I believe it’s very important to acknowledge the wide spectrum of possibility when we speak about generative art, and thus invite new generations to participate and to elaborate upon it, redefining it again and again so that no single definition becomes a limiting force, excluding those who create incredible systems for artmaking. 

This event acts as a powerful connecting rod between generations and practices, affirming the importance of each. I greatly commend the organizers for their vision in developing it.” 

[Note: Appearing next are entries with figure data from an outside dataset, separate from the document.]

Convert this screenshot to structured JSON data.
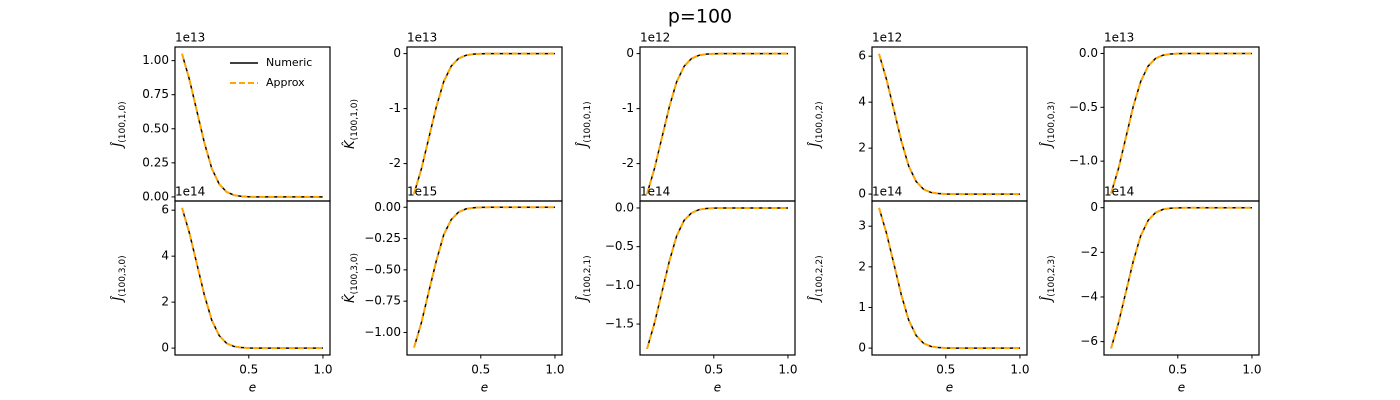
{
  "title": "p=100",
  "chart_data": [
    {
      "type": "line",
      "offset": "1e13",
      "ylabel": "Ĵ",
      "ylabel_sub": "(100,1,0)",
      "legend": "upper right",
      "x": [
        0.05,
        0.1,
        0.15,
        0.2,
        0.25,
        0.3,
        0.35,
        0.4,
        0.45,
        0.5,
        0.55,
        0.6,
        0.65,
        0.7,
        0.75,
        0.8,
        0.85,
        0.9,
        0.95,
        1.0
      ],
      "xlim": [
        0.0025,
        1.0475
      ],
      "ylim": [
        -0.03,
        1.1
      ],
      "yticks": [
        {
          "value": 0,
          "label": "0.00"
        },
        {
          "value": 0.25,
          "label": "0.25"
        },
        {
          "value": 0.5,
          "label": "0.50"
        },
        {
          "value": 0.75,
          "label": "0.75"
        },
        {
          "value": 1,
          "label": "1.00"
        }
      ],
      "series": [
        {
          "name": "Numeric",
          "color": "#000000",
          "linestyle": "solid",
          "values": [
            1.05,
            0.86,
            0.63,
            0.4,
            0.21,
            0.095,
            0.037,
            0.013,
            0.004,
            0.001,
            0,
            0,
            0,
            0,
            0,
            0,
            0,
            0,
            0,
            0
          ]
        },
        {
          "name": "Approx",
          "color": "#ffa500",
          "linestyle": "dashed",
          "values": [
            1.05,
            0.86,
            0.63,
            0.4,
            0.21,
            0.095,
            0.037,
            0.013,
            0.004,
            0.001,
            0,
            0,
            0,
            0,
            0,
            0,
            0,
            0,
            0,
            0
          ]
        }
      ]
    },
    {
      "type": "line",
      "offset": "1e13",
      "ylabel": "K̂",
      "ylabel_sub": "(100,1,0)",
      "x": [
        0.05,
        0.1,
        0.15,
        0.2,
        0.25,
        0.3,
        0.35,
        0.4,
        0.45,
        0.5,
        0.55,
        0.6,
        0.65,
        0.7,
        0.75,
        0.8,
        0.85,
        0.9,
        0.95,
        1.0
      ],
      "xlim": [
        0.0025,
        1.0475
      ],
      "ylim": [
        -2.68,
        0.12
      ],
      "yticks": [
        -2,
        -1,
        0
      ],
      "series": [
        {
          "color": "#000000",
          "linestyle": "solid",
          "values": [
            -2.55,
            -2.09,
            -1.53,
            -0.97,
            -0.51,
            -0.23,
            -0.089,
            -0.031,
            -0.01,
            -0.003,
            0,
            0,
            0,
            0,
            0,
            0,
            0,
            0,
            0,
            0
          ]
        },
        {
          "color": "#ffa500",
          "linestyle": "dashed",
          "values": [
            -2.55,
            -2.09,
            -1.53,
            -0.97,
            -0.51,
            -0.23,
            -0.089,
            -0.031,
            -0.01,
            -0.003,
            0,
            0,
            0,
            0,
            0,
            0,
            0,
            0,
            0,
            0
          ]
        }
      ]
    },
    {
      "type": "line",
      "offset": "1e12",
      "ylabel": "Ĵ",
      "ylabel_sub": "(100,0,1)",
      "x": [
        0.05,
        0.1,
        0.15,
        0.2,
        0.25,
        0.3,
        0.35,
        0.4,
        0.45,
        0.5,
        0.55,
        0.6,
        0.65,
        0.7,
        0.75,
        0.8,
        0.85,
        0.9,
        0.95,
        1.0
      ],
      "xlim": [
        0.0025,
        1.0475
      ],
      "ylim": [
        -2.68,
        0.12
      ],
      "yticks": [
        -2,
        -1,
        0
      ],
      "series": [
        {
          "color": "#000000",
          "linestyle": "solid",
          "values": [
            -2.55,
            -2.09,
            -1.53,
            -0.97,
            -0.51,
            -0.23,
            -0.089,
            -0.031,
            -0.01,
            -0.003,
            0,
            0,
            0,
            0,
            0,
            0,
            0,
            0,
            0,
            0
          ]
        },
        {
          "color": "#ffa500",
          "linestyle": "dashed",
          "values": [
            -2.55,
            -2.09,
            -1.53,
            -0.97,
            -0.51,
            -0.23,
            -0.089,
            -0.031,
            -0.01,
            -0.003,
            0,
            0,
            0,
            0,
            0,
            0,
            0,
            0,
            0,
            0
          ]
        }
      ]
    },
    {
      "type": "line",
      "offset": "1e12",
      "ylabel": "Ĵ",
      "ylabel_sub": "(100,0,2)",
      "x": [
        0.05,
        0.1,
        0.15,
        0.2,
        0.25,
        0.3,
        0.35,
        0.4,
        0.45,
        0.5,
        0.55,
        0.6,
        0.65,
        0.7,
        0.75,
        0.8,
        0.85,
        0.9,
        0.95,
        1.0
      ],
      "xlim": [
        0.0025,
        1.0475
      ],
      "ylim": [
        -0.3,
        6.4
      ],
      "yticks": [
        0,
        2,
        4,
        6
      ],
      "series": [
        {
          "color": "#000000",
          "linestyle": "solid",
          "values": [
            6.1,
            5.0,
            3.66,
            2.32,
            1.22,
            0.55,
            0.21,
            0.073,
            0.024,
            0.006,
            0,
            0,
            0,
            0,
            0,
            0,
            0,
            0,
            0,
            0
          ]
        },
        {
          "color": "#ffa500",
          "linestyle": "dashed",
          "values": [
            6.1,
            5.0,
            3.66,
            2.32,
            1.22,
            0.55,
            0.21,
            0.073,
            0.024,
            0.006,
            0,
            0,
            0,
            0,
            0,
            0,
            0,
            0,
            0,
            0
          ]
        }
      ]
    },
    {
      "type": "line",
      "offset": "1e13",
      "ylabel": "Ĵ",
      "ylabel_sub": "(100,0,3)",
      "x": [
        0.05,
        0.1,
        0.15,
        0.2,
        0.25,
        0.3,
        0.35,
        0.4,
        0.45,
        0.5,
        0.55,
        0.6,
        0.65,
        0.7,
        0.75,
        0.8,
        0.85,
        0.9,
        0.95,
        1.0
      ],
      "xlim": [
        0.0025,
        1.0475
      ],
      "ylim": [
        -1.37,
        0.06
      ],
      "yticks": [
        {
          "value": -1,
          "label": "−1.0"
        },
        {
          "value": -0.5,
          "label": "−0.5"
        },
        {
          "value": 0,
          "label": "0.0"
        }
      ],
      "series": [
        {
          "color": "#000000",
          "linestyle": "solid",
          "values": [
            -1.3,
            -1.07,
            -0.78,
            -0.49,
            -0.26,
            -0.117,
            -0.046,
            -0.016,
            -0.005,
            -0.001,
            0,
            0,
            0,
            0,
            0,
            0,
            0,
            0,
            0,
            0
          ]
        },
        {
          "color": "#ffa500",
          "linestyle": "dashed",
          "values": [
            -1.3,
            -1.07,
            -0.78,
            -0.49,
            -0.26,
            -0.117,
            -0.046,
            -0.016,
            -0.005,
            -0.001,
            0,
            0,
            0,
            0,
            0,
            0,
            0,
            0,
            0,
            0
          ]
        }
      ]
    },
    {
      "type": "line",
      "offset": "1e14",
      "ylabel": "Ĵ",
      "ylabel_sub": "(100,3,0)",
      "xlabel": "e",
      "x": [
        0.05,
        0.1,
        0.15,
        0.2,
        0.25,
        0.3,
        0.35,
        0.4,
        0.45,
        0.5,
        0.55,
        0.6,
        0.65,
        0.7,
        0.75,
        0.8,
        0.85,
        0.9,
        0.95,
        1.0
      ],
      "xlim": [
        0.0025,
        1.0475
      ],
      "xticks": [
        0.5,
        {
          "value": 1,
          "label": "1.0"
        }
      ],
      "ylim": [
        -0.3,
        6.4
      ],
      "yticks": [
        0,
        2,
        4,
        6
      ],
      "series": [
        {
          "color": "#000000",
          "linestyle": "solid",
          "values": [
            6.1,
            5.0,
            3.66,
            2.32,
            1.22,
            0.55,
            0.21,
            0.073,
            0.024,
            0.006,
            0,
            0,
            0,
            0,
            0,
            0,
            0,
            0,
            0,
            0
          ]
        },
        {
          "color": "#ffa500",
          "linestyle": "dashed",
          "values": [
            6.1,
            5.0,
            3.66,
            2.32,
            1.22,
            0.55,
            0.21,
            0.073,
            0.024,
            0.006,
            0,
            0,
            0,
            0,
            0,
            0,
            0,
            0,
            0,
            0
          ]
        }
      ]
    },
    {
      "type": "line",
      "offset": "1e15",
      "ylabel": "K̂",
      "ylabel_sub": "(100,3,0)",
      "xlabel": "e",
      "x": [
        0.05,
        0.1,
        0.15,
        0.2,
        0.25,
        0.3,
        0.35,
        0.4,
        0.45,
        0.5,
        0.55,
        0.6,
        0.65,
        0.7,
        0.75,
        0.8,
        0.85,
        0.9,
        0.95,
        1.0
      ],
      "xlim": [
        0.0025,
        1.0475
      ],
      "xticks": [
        0.5,
        {
          "value": 1,
          "label": "1.0"
        }
      ],
      "ylim": [
        -1.18,
        0.05
      ],
      "yticks": [
        {
          "value": -1,
          "label": "−1.00"
        },
        {
          "value": -0.75,
          "label": "−0.75"
        },
        {
          "value": -0.5,
          "label": "−0.50"
        },
        {
          "value": -0.25,
          "label": "−0.25"
        },
        {
          "value": 0,
          "label": "0.00"
        }
      ],
      "series": [
        {
          "color": "#000000",
          "linestyle": "solid",
          "values": [
            -1.12,
            -0.92,
            -0.67,
            -0.43,
            -0.22,
            -0.1,
            -0.039,
            -0.013,
            -0.004,
            -0.001,
            0,
            0,
            0,
            0,
            0,
            0,
            0,
            0,
            0,
            0
          ]
        },
        {
          "color": "#ffa500",
          "linestyle": "dashed",
          "values": [
            -1.12,
            -0.92,
            -0.67,
            -0.43,
            -0.22,
            -0.1,
            -0.039,
            -0.013,
            -0.004,
            -0.001,
            0,
            0,
            0,
            0,
            0,
            0,
            0,
            0,
            0,
            0
          ]
        }
      ]
    },
    {
      "type": "line",
      "offset": "1e14",
      "ylabel": "Ĵ",
      "ylabel_sub": "(100,2,1)",
      "xlabel": "e",
      "x": [
        0.05,
        0.1,
        0.15,
        0.2,
        0.25,
        0.3,
        0.35,
        0.4,
        0.45,
        0.5,
        0.55,
        0.6,
        0.65,
        0.7,
        0.75,
        0.8,
        0.85,
        0.9,
        0.95,
        1.0
      ],
      "xlim": [
        0.0025,
        1.0475
      ],
      "xticks": [
        0.5,
        {
          "value": 1,
          "label": "1.0"
        }
      ],
      "ylim": [
        -1.9,
        0.09
      ],
      "yticks": [
        {
          "value": -1.5,
          "label": "−1.5"
        },
        {
          "value": -1,
          "label": "−1.0"
        },
        {
          "value": -0.5,
          "label": "−0.5"
        },
        {
          "value": 0,
          "label": "0.0"
        }
      ],
      "series": [
        {
          "color": "#000000",
          "linestyle": "solid",
          "values": [
            -1.82,
            -1.49,
            -1.09,
            -0.69,
            -0.36,
            -0.16,
            -0.064,
            -0.022,
            -0.007,
            -0.002,
            0,
            0,
            0,
            0,
            0,
            0,
            0,
            0,
            0,
            0
          ]
        },
        {
          "color": "#ffa500",
          "linestyle": "dashed",
          "values": [
            -1.82,
            -1.49,
            -1.09,
            -0.69,
            -0.36,
            -0.16,
            -0.064,
            -0.022,
            -0.007,
            -0.002,
            0,
            0,
            0,
            0,
            0,
            0,
            0,
            0,
            0,
            0
          ]
        }
      ]
    },
    {
      "type": "line",
      "offset": "1e14",
      "ylabel": "Ĵ",
      "ylabel_sub": "(100,2,2)",
      "xlabel": "e",
      "x": [
        0.05,
        0.1,
        0.15,
        0.2,
        0.25,
        0.3,
        0.35,
        0.4,
        0.45,
        0.5,
        0.55,
        0.6,
        0.65,
        0.7,
        0.75,
        0.8,
        0.85,
        0.9,
        0.95,
        1.0
      ],
      "xlim": [
        0.0025,
        1.0475
      ],
      "xticks": [
        0.5,
        {
          "value": 1,
          "label": "1.0"
        }
      ],
      "ylim": [
        -0.17,
        3.62
      ],
      "yticks": [
        0,
        1,
        2,
        3
      ],
      "series": [
        {
          "color": "#000000",
          "linestyle": "solid",
          "values": [
            3.45,
            2.83,
            2.07,
            1.31,
            0.69,
            0.31,
            0.12,
            0.041,
            0.014,
            0.003,
            0,
            0,
            0,
            0,
            0,
            0,
            0,
            0,
            0,
            0
          ]
        },
        {
          "color": "#ffa500",
          "linestyle": "dashed",
          "values": [
            3.45,
            2.83,
            2.07,
            1.31,
            0.69,
            0.31,
            0.12,
            0.041,
            0.014,
            0.003,
            0,
            0,
            0,
            0,
            0,
            0,
            0,
            0,
            0,
            0
          ]
        }
      ]
    },
    {
      "type": "line",
      "offset": "1e14",
      "ylabel": "Ĵ",
      "ylabel_sub": "(100,2,3)",
      "xlabel": "e",
      "x": [
        0.05,
        0.1,
        0.15,
        0.2,
        0.25,
        0.3,
        0.35,
        0.4,
        0.45,
        0.5,
        0.55,
        0.6,
        0.65,
        0.7,
        0.75,
        0.8,
        0.85,
        0.9,
        0.95,
        1.0
      ],
      "xlim": [
        0.0025,
        1.0475
      ],
      "xticks": [
        0.5,
        {
          "value": 1,
          "label": "1.0"
        }
      ],
      "ylim": [
        -6.6,
        0.3
      ],
      "yticks": [
        {
          "value": -6,
          "label": "−6"
        },
        {
          "value": -4,
          "label": "−4"
        },
        {
          "value": -2,
          "label": "−2"
        },
        0
      ],
      "series": [
        {
          "color": "#000000",
          "linestyle": "solid",
          "values": [
            -6.3,
            -5.17,
            -3.78,
            -2.39,
            -1.26,
            -0.57,
            -0.22,
            -0.076,
            -0.025,
            -0.006,
            0,
            0,
            0,
            0,
            0,
            0,
            0,
            0,
            0,
            0
          ]
        },
        {
          "color": "#ffa500",
          "linestyle": "dashed",
          "values": [
            -6.3,
            -5.17,
            -3.78,
            -2.39,
            -1.26,
            -0.57,
            -0.22,
            -0.076,
            -0.025,
            -0.006,
            0,
            0,
            0,
            0,
            0,
            0,
            0,
            0,
            0,
            0
          ]
        }
      ]
    }
  ]
}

Ana María Caballero is a Colombian-American literary artist whose work explores how biology delimits societal and cultural rites, ripping the veil off romanticized motherhood and questioning notions that package sacrifice as a virtue. She’s the recipient of the Beverly International Prize, Colombia’s José Manuel Arango National Poetry Prize, the Steel Toe Books Poetry Prize, a Future Arts Writer Award, a Sevens Foundation Grant and has been a finalist for numerous other literary and arts prizes, including the prestigious Kurt Brown, Vassar Miller and MAXXI Bvlgari Prize in the Digital Sector.

Caballero is the author of Mammal (forthcoming via Steel Tool Books, 2024); Cortadas (forthcoming from S/W Ediciones, 2025); A Petit Mal (Black Spring Press, 2023); Tryst (Alexandria Publishing, 2022); mid-life (Finishing Line Press, 2016); Reverse Commute (Silver Birch Press, 2014); Entre domingo y domingo (Valparaíso Ediciones, 2023 and 2014). 

Pulitzer Prize-finalist Campbell McGrath has written about her work: “It is a rare poet for whom the first comparison that comes to my mind is Anne Carson. Yes, that Anne Carson. But [Caballero’s writing] is of such rigorous thinking, rigorous language, and rigorous thinking-about-language, that it merits the highest praise.”

Her Pushcart Prize and Best of the Net-nominated work has been published extensively and exhibited as fine art at museums and leading international venues, such as the Wroclaw Contemporary Museum, Museo de Arte Miguel Urrutia, bitforms, Office Impart, Poetry Society of America, Gazelli Art House, New World Center and Times Square.

She’s been an artist-in-residence at GAZELL_iO, Glitch, Wild and VERTICAL. The first living poet to sell a digital poem via Sotheby’s and via auction in Spain, Caballero has also released digital poems in partnership with TIME, Diario ABC and Playboy. She is a contributing writer for Forbes, reporting on Web3 culture.

Widely recognized as a digital poetry pioneer whose own practice is transforming the way language is exhibited, experienced and transacted, she’s also the cofounder of literary gallery theVERSEverse, short-listed for the Lumen Prize and the Digital Innovation in Art Award.

Caballero graduated with a magna cum laude degree from Harvard University, where she was awarded a grant by Madrid’s Complutense University to finalize her honors thesis work on the role of the café in sparking cultural revolutions. As an MFA candidate in Poetry at Florida International University she was a finalist for the Academy of American Poets Prize. 

She lives in Madrid with her husband and two children.